Литмир - Электронная Библиотека
A
A

Дарка сделала вид, что не расслышала этого вопроса. Стефы еще не было в классе, и Дарке вдруг стало очень одиноко.

Лидка обнимала Косован, они что-то рассказывали одна другой, смеялись и снова шептались.

Дарка вышла в коридор. Там и застал ее сторож.

— Вы не знаете, здесь ли уже Ореховская и Попович? Господин директор велел им сейчас же после звонка прийти к нему.

Попович — это она. Ореховская в классе. Хорошо, сразу же после звонка они пойдут к директору.

Дарка вбегает в класс, вне себя от страха, и, позабыв, что, может быть, об этом не надо говорить вслух, кричит:

— Наталка, тебя и меня вызывает директор!

Лидка смеется:

— Чего ты испугалась? Подожди, повысит вам плату за учение, как мне и Равлюк! Нас тоже вызывал к себе директор. Конечно! Почему мы должны платить больше, чем вы? Ну и трусиха же ты!

Лидка говорит так убедительно, что можно ей поверить. Но почему Дарку и Наталку вызывают вместе?

Дарка ищет спасения у самой Ореховской. Наталка старается держаться спокойно, но подруга замечает, как сбегает краска с ее лица.

В класс входит сторож.

— Первая пойдет Попович!

— Доленька, не покидай меня! — Дарка вздохнула и тайком в уголке перекрестилась.

— Что вам угодно?

Неужели директор забыл, что сам вызывал ее?

— Я Попович. Господин директор велели…

Директор поморщился, словно кто-то капнул ему уксуса на язык.

— Ага, Попович. Ну хорошо. Господин учитель! — Директор повернул свою толстую, как у буйвола, шею и бросил взгляд на дверь в другую комнату. Мигалаке словно только и ждал вызова, чтобы проскользнуть в дверь, как из-за кулис. — Вот здесь ваша ученица, — сказал директор по-румынски, затем обратился к Дарке по-украински: — Вы знаете, Попович, что у вас двойка по румынскому языку и «плохо» по поведению за непочтительность?

— Да, — ответила Дарка.
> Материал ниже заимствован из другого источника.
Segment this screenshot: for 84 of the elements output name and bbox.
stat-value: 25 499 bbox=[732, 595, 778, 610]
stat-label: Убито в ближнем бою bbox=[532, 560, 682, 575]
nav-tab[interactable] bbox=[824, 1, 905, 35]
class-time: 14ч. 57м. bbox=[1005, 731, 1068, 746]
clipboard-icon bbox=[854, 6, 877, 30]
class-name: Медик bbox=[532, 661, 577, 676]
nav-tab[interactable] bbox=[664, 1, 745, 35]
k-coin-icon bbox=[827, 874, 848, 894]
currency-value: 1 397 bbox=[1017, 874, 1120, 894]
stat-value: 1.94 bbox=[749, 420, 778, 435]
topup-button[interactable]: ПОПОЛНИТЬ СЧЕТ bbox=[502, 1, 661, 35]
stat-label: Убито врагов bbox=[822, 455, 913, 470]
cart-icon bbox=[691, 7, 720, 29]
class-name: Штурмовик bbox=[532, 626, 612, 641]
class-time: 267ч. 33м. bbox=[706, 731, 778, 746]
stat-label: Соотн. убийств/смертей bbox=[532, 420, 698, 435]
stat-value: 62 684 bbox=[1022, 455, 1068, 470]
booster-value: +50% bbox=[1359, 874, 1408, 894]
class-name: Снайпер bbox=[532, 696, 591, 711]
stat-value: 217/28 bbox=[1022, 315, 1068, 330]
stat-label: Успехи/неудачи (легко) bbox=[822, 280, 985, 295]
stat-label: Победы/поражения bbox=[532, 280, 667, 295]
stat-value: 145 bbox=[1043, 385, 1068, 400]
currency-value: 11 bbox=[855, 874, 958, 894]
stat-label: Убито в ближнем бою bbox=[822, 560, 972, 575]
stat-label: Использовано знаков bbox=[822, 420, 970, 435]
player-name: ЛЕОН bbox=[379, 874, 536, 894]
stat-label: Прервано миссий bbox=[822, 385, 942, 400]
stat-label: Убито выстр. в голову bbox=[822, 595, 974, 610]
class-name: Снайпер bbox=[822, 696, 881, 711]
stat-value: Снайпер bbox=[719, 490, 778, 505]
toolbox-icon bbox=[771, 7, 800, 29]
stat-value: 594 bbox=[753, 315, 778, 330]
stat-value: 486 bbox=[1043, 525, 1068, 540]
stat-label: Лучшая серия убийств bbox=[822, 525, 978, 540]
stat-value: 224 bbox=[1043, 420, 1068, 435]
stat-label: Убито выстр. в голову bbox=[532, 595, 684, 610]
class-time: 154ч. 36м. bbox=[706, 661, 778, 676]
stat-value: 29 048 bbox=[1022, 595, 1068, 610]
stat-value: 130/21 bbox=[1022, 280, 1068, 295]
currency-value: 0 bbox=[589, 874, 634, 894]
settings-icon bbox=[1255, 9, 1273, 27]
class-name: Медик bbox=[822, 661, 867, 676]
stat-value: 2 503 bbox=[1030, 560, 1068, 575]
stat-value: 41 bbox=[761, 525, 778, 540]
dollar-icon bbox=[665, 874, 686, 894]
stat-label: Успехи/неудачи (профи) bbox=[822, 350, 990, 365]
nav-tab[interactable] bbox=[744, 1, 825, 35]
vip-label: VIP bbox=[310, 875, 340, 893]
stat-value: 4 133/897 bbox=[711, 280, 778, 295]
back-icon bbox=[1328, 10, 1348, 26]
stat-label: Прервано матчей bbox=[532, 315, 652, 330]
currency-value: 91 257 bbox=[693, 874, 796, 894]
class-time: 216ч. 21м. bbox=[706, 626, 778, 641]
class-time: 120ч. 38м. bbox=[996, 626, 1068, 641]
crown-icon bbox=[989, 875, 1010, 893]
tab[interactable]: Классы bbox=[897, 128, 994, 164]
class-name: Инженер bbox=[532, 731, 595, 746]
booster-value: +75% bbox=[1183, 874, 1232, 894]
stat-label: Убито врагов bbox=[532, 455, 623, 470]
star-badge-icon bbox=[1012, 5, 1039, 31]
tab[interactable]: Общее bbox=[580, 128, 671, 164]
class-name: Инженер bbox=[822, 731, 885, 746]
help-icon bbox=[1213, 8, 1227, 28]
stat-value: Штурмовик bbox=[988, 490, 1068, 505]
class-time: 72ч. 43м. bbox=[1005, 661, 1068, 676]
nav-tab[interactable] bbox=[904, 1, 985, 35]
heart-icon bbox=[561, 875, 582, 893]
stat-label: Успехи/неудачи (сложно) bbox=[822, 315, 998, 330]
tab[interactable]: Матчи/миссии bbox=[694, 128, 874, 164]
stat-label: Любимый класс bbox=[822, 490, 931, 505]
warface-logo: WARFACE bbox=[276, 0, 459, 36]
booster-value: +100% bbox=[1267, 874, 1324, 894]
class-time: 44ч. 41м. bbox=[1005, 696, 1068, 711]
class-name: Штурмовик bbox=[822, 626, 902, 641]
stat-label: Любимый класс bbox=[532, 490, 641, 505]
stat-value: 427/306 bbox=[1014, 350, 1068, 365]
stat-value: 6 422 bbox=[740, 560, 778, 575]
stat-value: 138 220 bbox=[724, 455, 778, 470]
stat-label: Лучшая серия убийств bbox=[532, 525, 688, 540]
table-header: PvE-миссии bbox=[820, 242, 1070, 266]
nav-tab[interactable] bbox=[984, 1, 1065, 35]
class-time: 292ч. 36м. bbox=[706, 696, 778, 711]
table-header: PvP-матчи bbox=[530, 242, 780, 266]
Изворачиваться не приходилось.

— А ваши родители уже знают об этом? — Директор поднял одну бровь высоко, а другую опустил низко, так, что они напоминали колодезный журавель.

— Да, да, — вмешался своим пискливым голосочком Мигалаке, — знают ли родители, как ученица ведет себя по отношению к старшим?

— Да, дома знают о моей двойке, — уверенно ответила Дарка, нисколько не задумываясь над тем, что говорит неправду. Где-то в самой глубине сознания мелькнуло, что так она защищает не только себя, но и родителей.

Директор вытянул шею. Так кот тянется к куску сала, подвешенному на шнурке.

— И как же они отнеслись к этому?

— Как папа и мама отнеслись к этому? — заговорил Мигалаке по-украински. Казалось, он каждую твердую согласную будто подпиливает напильником. — Говорили, что ты хорошо поступаешь? Велели не учить румынский язык и не слушать учителей? А может быть, радовались, что ты такая большая патриотка — имеешь двойку по румынскому языку?

У директора запершило в горле, он закашлялся, и Мигалаке замолчал, словно испугался, что директор захлебнется.

— Господин учитель шутит… Я не думаю, что бывают родители, которые хвалят дочь за плохую отметку. Кто ваш отец, Попович?

— Учитель. — Дарку удивил этот вопрос: директор знал то, о чем спрашивал.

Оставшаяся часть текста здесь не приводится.